Saturday, August 22, 2020

Tacky Hawaiian Shorts: North - By Stuart Warren

North

Corrugated metal and patchwork bracing hold them together, the forgotten Victorian storefronts along the sparse Akoni Pule Highway. The road terminates at Polou, where wild guava and coconut line the trail down into the valley. Driftwood shifts in the roiling grey waters, traversing blackened sand and decimated stones. The deafening valley howls. Crashing waves, then the receding of water.

 

The ones left behind carry on, despite the inclement conditions. Paradise lost to the progression of time and the markings of colonists. The sweet smell of chicken braising in coconut milk wafts through the air, and with it laughter and gossip, in celebration of another day completed in the company of friends. A depreciated flat screen rolls ESPN highlights in the adjacent dining room. The static washes over them.

Friday, August 7, 2020

Tacky Hawaiian Shorts: West - By Stuart Warren

 West

Two women with calloused hands haggle in a prop-up tent. Vendors eye each other suspiciously, unboxing imported merchandise. Trinkets and baubles. Captured essence of island life made by the hands of children thousands of miles away. The coffee is “Kona”. One pound for twenty-four dollars. “I’ll give it to you for twenty,” says a Filipino woman.
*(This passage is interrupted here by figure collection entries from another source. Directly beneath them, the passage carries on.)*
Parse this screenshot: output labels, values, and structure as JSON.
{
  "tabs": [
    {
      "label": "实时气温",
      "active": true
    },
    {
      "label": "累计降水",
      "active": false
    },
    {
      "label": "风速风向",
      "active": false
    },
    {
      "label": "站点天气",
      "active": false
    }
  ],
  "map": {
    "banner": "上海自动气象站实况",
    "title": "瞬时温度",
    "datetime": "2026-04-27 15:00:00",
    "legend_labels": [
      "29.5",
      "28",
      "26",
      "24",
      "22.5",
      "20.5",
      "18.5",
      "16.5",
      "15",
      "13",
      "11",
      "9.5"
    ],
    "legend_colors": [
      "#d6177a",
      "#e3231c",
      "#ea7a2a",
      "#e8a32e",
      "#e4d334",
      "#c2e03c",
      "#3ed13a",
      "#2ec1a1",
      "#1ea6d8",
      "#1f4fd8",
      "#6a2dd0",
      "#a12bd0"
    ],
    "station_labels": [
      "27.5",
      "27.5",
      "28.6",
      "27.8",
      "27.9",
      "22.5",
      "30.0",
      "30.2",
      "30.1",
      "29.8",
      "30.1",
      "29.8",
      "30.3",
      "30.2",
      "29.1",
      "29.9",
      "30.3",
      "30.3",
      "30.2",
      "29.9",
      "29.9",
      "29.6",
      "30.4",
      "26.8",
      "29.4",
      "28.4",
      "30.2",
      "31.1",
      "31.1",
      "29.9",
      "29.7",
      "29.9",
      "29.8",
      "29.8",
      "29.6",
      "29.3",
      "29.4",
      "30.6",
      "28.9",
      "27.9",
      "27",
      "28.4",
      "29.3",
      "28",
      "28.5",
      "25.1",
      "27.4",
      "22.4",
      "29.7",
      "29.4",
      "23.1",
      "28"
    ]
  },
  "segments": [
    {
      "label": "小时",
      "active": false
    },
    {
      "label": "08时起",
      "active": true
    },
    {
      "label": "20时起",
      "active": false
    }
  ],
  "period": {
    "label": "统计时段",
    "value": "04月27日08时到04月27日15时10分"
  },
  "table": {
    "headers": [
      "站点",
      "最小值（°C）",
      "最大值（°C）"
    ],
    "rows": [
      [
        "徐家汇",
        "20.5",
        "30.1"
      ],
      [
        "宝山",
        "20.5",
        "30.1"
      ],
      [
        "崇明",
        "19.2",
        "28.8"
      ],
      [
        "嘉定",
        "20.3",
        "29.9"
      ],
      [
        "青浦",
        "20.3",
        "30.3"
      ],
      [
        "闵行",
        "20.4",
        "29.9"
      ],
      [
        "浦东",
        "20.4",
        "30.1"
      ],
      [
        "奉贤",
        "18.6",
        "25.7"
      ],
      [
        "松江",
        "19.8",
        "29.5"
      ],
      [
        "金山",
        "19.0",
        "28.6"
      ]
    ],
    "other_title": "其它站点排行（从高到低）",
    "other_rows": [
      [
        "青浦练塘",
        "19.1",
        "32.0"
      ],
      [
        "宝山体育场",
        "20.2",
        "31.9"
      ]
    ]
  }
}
The Martian desert lies above the tourist alcoves, parched by the exhausted wind; a dry heat. Golf carts roam in herds on distant greens. Lonely highways, arrested by total darkness in the quiet hours, lit only by sickly torches of fluorescent light. Beaches, purified by time, covered in plastic awnings, are serviced by the true wards in the shadow of Pu’ukohola.


Sunday, August 2, 2020

Tacky Hawaiian Shorts: East - By Stuart Warren


East

From the mouth of hell, ground water flows into the windswept ocean. A grove of coconut trees hedges the warm spring, but none walk below them. The sweet spot is by the mouth of the inlet, where the sand churns beneath the surface, and the fish are lost in the debris clouds. Sweeter in memories past, this place is now lost for all time, beneath the flow of Kilauea.


The white noise, like crashing waves, or passing traffic on the rural route, is deafening. They aren’t supposed to be here, the frogs. In the viridian groves, they encroach but cannot be turned away. Shafts of light pierce the clouds overhead, technicolor horizons in the late afternoon rainstorms. From the antiquated living room, near the sliding door to the deck, a gecko carcass rots. It’s covered in fire ants.

Saturday, August 1, 2020

Tacky Hawaiian Shorts: South - By Stuart Warren




South

The rain comes down the enameled metal surface, streams deviating as etched crevasses recall seasons and generations. The rusty playground is site to another tropical downpour in the southern-most territory of the United States. A soaked flag wags limp, hoisted over volcanic masonry.




Golden fields contain lost civilizations. The withered carapace of a wind generator lies like a fallen megalith. Local ranchers tend to fleets of defunct machinery as tourists traverse their land. The earth is scorched by voracious cattle. Living leather purses, filled with bones, watch the rust punk revolution unfold.